KATHMANDU, April 2: Bijaya Kushwaha, 25, of Kalaiya, Bara sustained a leg injury while operating a thresher machine on Friday. A local medic gave 35 stitches to his wound before he was taken to the National Medical College, Birgunj on Saturday for further treatment. But after he developed cough and fever early Sunday, the hospital declined to continue his treatment suspecting it to be a COVID-19 case and instead referred him to the Shukraraj Tropical and Infectious Disease Hospital (STIDH) in Kathmandu. Unfortunately, Kushwaha died on his way to Kathmandu.
In another case, Anil Patel, 28, of Bahudarmai Municipality-1, Parsa suffered from respiratory difficulties on Monday. He was rushed to Gandak Hospital, Birgunj. But the hospital declined to admit him so he was taken to Bhawani Hospital, where he was lucky to receive treatment through a staff, who knew Patel personally.
In Kathmandu last Thursday, a renal patient Chhabi Gurung died as he could not reach the National Kidney Center Balaju for his regular dialysis. He waited for an ambulance for several hours and died at his home, according to the chairperson of the Shree Kidney Victim Concern Society, Balaram Subedi.
These cases are just the tip of the iceberg. Similar cases are in abundance across the country where private as well as the government-owned hospitals were reluctant to treat patients even though the patients did not show coronavirus symptoms, according to media reports.
As the nation and its strained health system is grappling to address the threat of the deadly virus, other equally urgent public health concerns are on hold. This has raised a fear that mortality from other treatable diseases could become higher than from COVID-19.

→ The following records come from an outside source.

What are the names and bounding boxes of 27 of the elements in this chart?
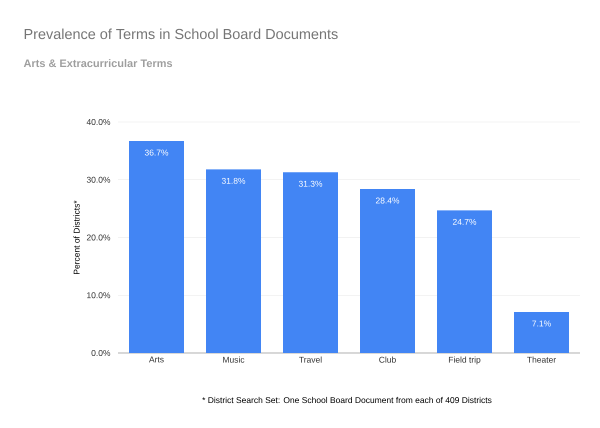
text: * District Search Set: One School Board Document from each of 409 Districts: [202, 396, 492, 404]
y-axis-title: Percent of Districts*: [73, 200, 80, 274]
data-label: 31.3%: [298, 180, 322, 187]
chart-subtitle: Arts & Extracurricular Terms: [24, 59, 172, 68]
y-tick-label: 30.0%: [86, 176, 110, 183]
x-tick-label: Travel: [299, 356, 322, 363]
x-tick-label: Arts: [148, 356, 164, 362]
data-label: 36.7%: [144, 150, 168, 156]
bar: [283, 172, 338, 353]
y-tick-label: 40.0%: [86, 119, 110, 125]
x-tick-label: Club: [379, 356, 396, 363]
data-label: 7.1%: [532, 320, 551, 326]
data-label: 24.7%: [452, 218, 476, 225]
bar: [129, 141, 184, 353]
x-tick-label: Theater: [527, 356, 556, 363]
x-tick-label: Field trip: [448, 356, 480, 364]
bar: [437, 210, 492, 353]
bar: [360, 188, 416, 353]
data-label: 28.4%: [376, 198, 400, 204]
y-tick-label: 0.0%: [92, 350, 110, 356]
bar: [206, 169, 262, 353]
bar: [514, 312, 570, 353]
chart-title: Prevalence of Terms in School Board Documents: [24, 28, 338, 40]
y-tick-label: 20.0%: [86, 234, 110, 240]
x-tick-label: Music: [223, 356, 244, 363]
y-tick-label: 10.0%: [87, 292, 110, 298]
data-label: 31.8%: [222, 178, 246, 184]
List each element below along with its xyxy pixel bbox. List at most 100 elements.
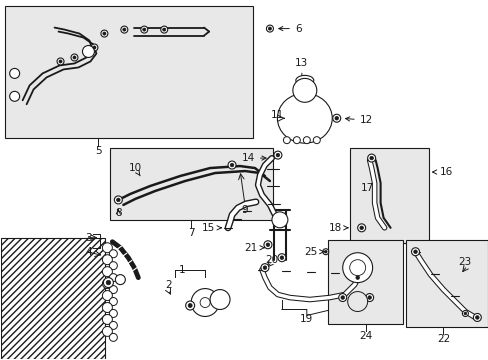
Circle shape xyxy=(263,266,266,269)
Circle shape xyxy=(264,241,271,249)
Circle shape xyxy=(102,32,106,35)
Circle shape xyxy=(141,26,147,33)
Text: 15: 15 xyxy=(202,223,221,233)
Text: 23: 23 xyxy=(458,257,471,267)
Circle shape xyxy=(109,298,117,306)
Text: 13: 13 xyxy=(295,58,308,68)
Circle shape xyxy=(472,314,480,321)
Text: 5: 5 xyxy=(95,146,102,156)
Circle shape xyxy=(357,224,365,232)
Text: 12: 12 xyxy=(345,115,372,125)
Circle shape xyxy=(163,28,165,31)
Circle shape xyxy=(367,296,371,299)
Circle shape xyxy=(82,45,94,58)
Circle shape xyxy=(114,196,122,204)
Circle shape xyxy=(109,321,117,329)
Circle shape xyxy=(369,156,373,160)
Text: 1: 1 xyxy=(179,265,185,275)
Bar xyxy=(327,240,402,324)
Text: 21: 21 xyxy=(244,243,264,253)
Bar xyxy=(110,148,272,220)
Circle shape xyxy=(347,292,367,311)
Bar xyxy=(349,148,428,243)
Circle shape xyxy=(102,243,112,253)
Text: 19: 19 xyxy=(300,314,313,324)
Circle shape xyxy=(280,256,283,260)
Circle shape xyxy=(230,163,233,167)
Text: 22: 22 xyxy=(436,334,449,345)
Circle shape xyxy=(322,249,328,255)
Circle shape xyxy=(261,264,268,272)
Circle shape xyxy=(268,27,271,30)
Text: 20: 20 xyxy=(265,255,278,265)
Circle shape xyxy=(102,255,112,265)
Text: 10: 10 xyxy=(128,163,141,176)
Circle shape xyxy=(102,315,112,324)
Circle shape xyxy=(109,285,117,293)
Circle shape xyxy=(293,137,300,144)
Circle shape xyxy=(103,278,113,288)
Circle shape xyxy=(161,26,167,33)
Text: 25: 25 xyxy=(304,247,323,257)
Bar xyxy=(405,240,488,328)
Circle shape xyxy=(210,289,229,310)
Bar xyxy=(0,238,105,359)
Circle shape xyxy=(349,260,365,276)
Circle shape xyxy=(109,333,117,341)
Circle shape xyxy=(283,137,290,144)
Ellipse shape xyxy=(295,75,313,85)
Circle shape xyxy=(109,274,117,282)
Circle shape xyxy=(277,254,285,262)
Circle shape xyxy=(227,161,236,169)
Circle shape xyxy=(115,275,125,285)
Text: 6: 6 xyxy=(278,24,301,33)
Circle shape xyxy=(10,68,20,78)
Circle shape xyxy=(102,291,112,301)
Circle shape xyxy=(10,91,20,101)
Circle shape xyxy=(91,44,98,51)
Text: 17: 17 xyxy=(360,183,373,193)
Circle shape xyxy=(355,276,359,279)
Bar xyxy=(5,6,252,138)
Circle shape xyxy=(200,298,210,307)
Circle shape xyxy=(266,25,273,32)
Circle shape xyxy=(273,151,281,159)
Circle shape xyxy=(121,26,127,33)
Circle shape xyxy=(188,303,192,307)
Text: 4: 4 xyxy=(85,247,92,257)
Circle shape xyxy=(353,274,361,282)
Circle shape xyxy=(313,137,320,144)
Circle shape xyxy=(292,78,316,102)
Circle shape xyxy=(93,46,96,49)
Circle shape xyxy=(116,198,120,202)
Circle shape xyxy=(332,114,340,122)
Text: 9: 9 xyxy=(241,205,248,215)
Circle shape xyxy=(276,153,279,157)
Text: 11: 11 xyxy=(271,110,284,120)
Circle shape xyxy=(109,250,117,258)
Circle shape xyxy=(142,28,145,31)
Circle shape xyxy=(109,310,117,318)
Text: 8: 8 xyxy=(115,208,122,218)
Circle shape xyxy=(271,212,287,228)
Circle shape xyxy=(59,60,62,63)
Text: 7: 7 xyxy=(187,228,194,238)
Circle shape xyxy=(462,310,468,316)
Text: 14: 14 xyxy=(241,153,265,163)
Text: 16: 16 xyxy=(432,167,452,177)
Circle shape xyxy=(265,243,269,247)
Circle shape xyxy=(413,250,416,253)
Circle shape xyxy=(101,30,108,37)
Circle shape xyxy=(359,226,363,230)
Circle shape xyxy=(102,327,112,336)
Circle shape xyxy=(57,58,64,65)
Text: 3: 3 xyxy=(85,233,92,243)
Circle shape xyxy=(474,316,478,319)
Circle shape xyxy=(340,296,344,299)
Circle shape xyxy=(367,154,375,162)
Circle shape xyxy=(303,137,310,144)
Circle shape xyxy=(102,279,112,289)
Text: 2: 2 xyxy=(164,280,171,289)
Circle shape xyxy=(73,56,76,59)
Text: 18: 18 xyxy=(328,223,347,233)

The entire country is under a lockdown to prevent the spread of coronavirus-COVID-19 since March 24. Majority of the regular vaccines provided by the immunization clinics are not being administered since the COVID-19 fear gripped the country. Also, antenatal clinics at many hospitals remain closed.
“It's a matter of concern that COVID-19 has eclipsed every other disease, which deserves equal attention,” Tribhuban University Professor Shiva Adhikari, who specialized on health economics, said.
“It is understandable that COVID-19 is the number one challenge now, but this doesn't mean that we should ignore other health concerns. If left unattended, the mortality from vaccine-preventable and other treatable conditions may shoot up,” Adhikari said.
The public health crisis would deepen further if routine healthcare is ignored, says Dr Sushil Baral, a public health expert, affiliated with Herd International, a research and development agency. “If the COVID-19 crisis prolongs, routine health delivery would become an even bigger challenge.”
Dr Sheetal Adhikari, who specialized in pulmonary and critical care and is affiliated to the Chitwan Medical College, highlights the need for treating other diseases with equal priority.
“Patients suffering from other conditions and diseases should be given utmost priority because they are the most vulnerable to COVID-19,” he said, stating that most of those dying from COVID-19 in other countries had pre-existing conditions mostly related to heart, kidney, lungs, liver and brain.
Echoing the same concern, the World Health Organization (WHO) this week has warned that the death toll from other diseases could surpass COVID-19 toll as the pandemic is straining public health systems worldwide.
“Previous outbreaks have demonstrated that when health systems are overwhelmed, mortality from vaccine-preventable and other treatable conditions can also increase dramatically,” the UN body said on Monday.
“During the 2014-2015 Ebola outbreak, the increased number of deaths caused by measles, malaria, HIV/AIDS, and tuberculosis attributable to health system failures exceeded deaths from Ebola, “ WHO said in a statement referring to the COVID-19 crisis. A total of 11,300 people had died due to Ebola virus in West African countries.
As most of the hospitals are currently unwilling to take in patients suffering from other conditions and diseases, the Ministry of Health and Population (MoHP) on Monday issued a notice saying that the designated and hub hospitals, provincial hospitals, teaching hospitals and health science academies, which are entrusted to treat COVID-19, should also continue their emergency services.
Dr Bikash Devkota, spokesperson at the Ministry of Health and Population also agreed that health system should respond to all types of diseases equally.
“Just because a patient has fever high, hospitals cannot turn him/her away. Fever is a symptom of several illnesses and diseases,” Devkota said.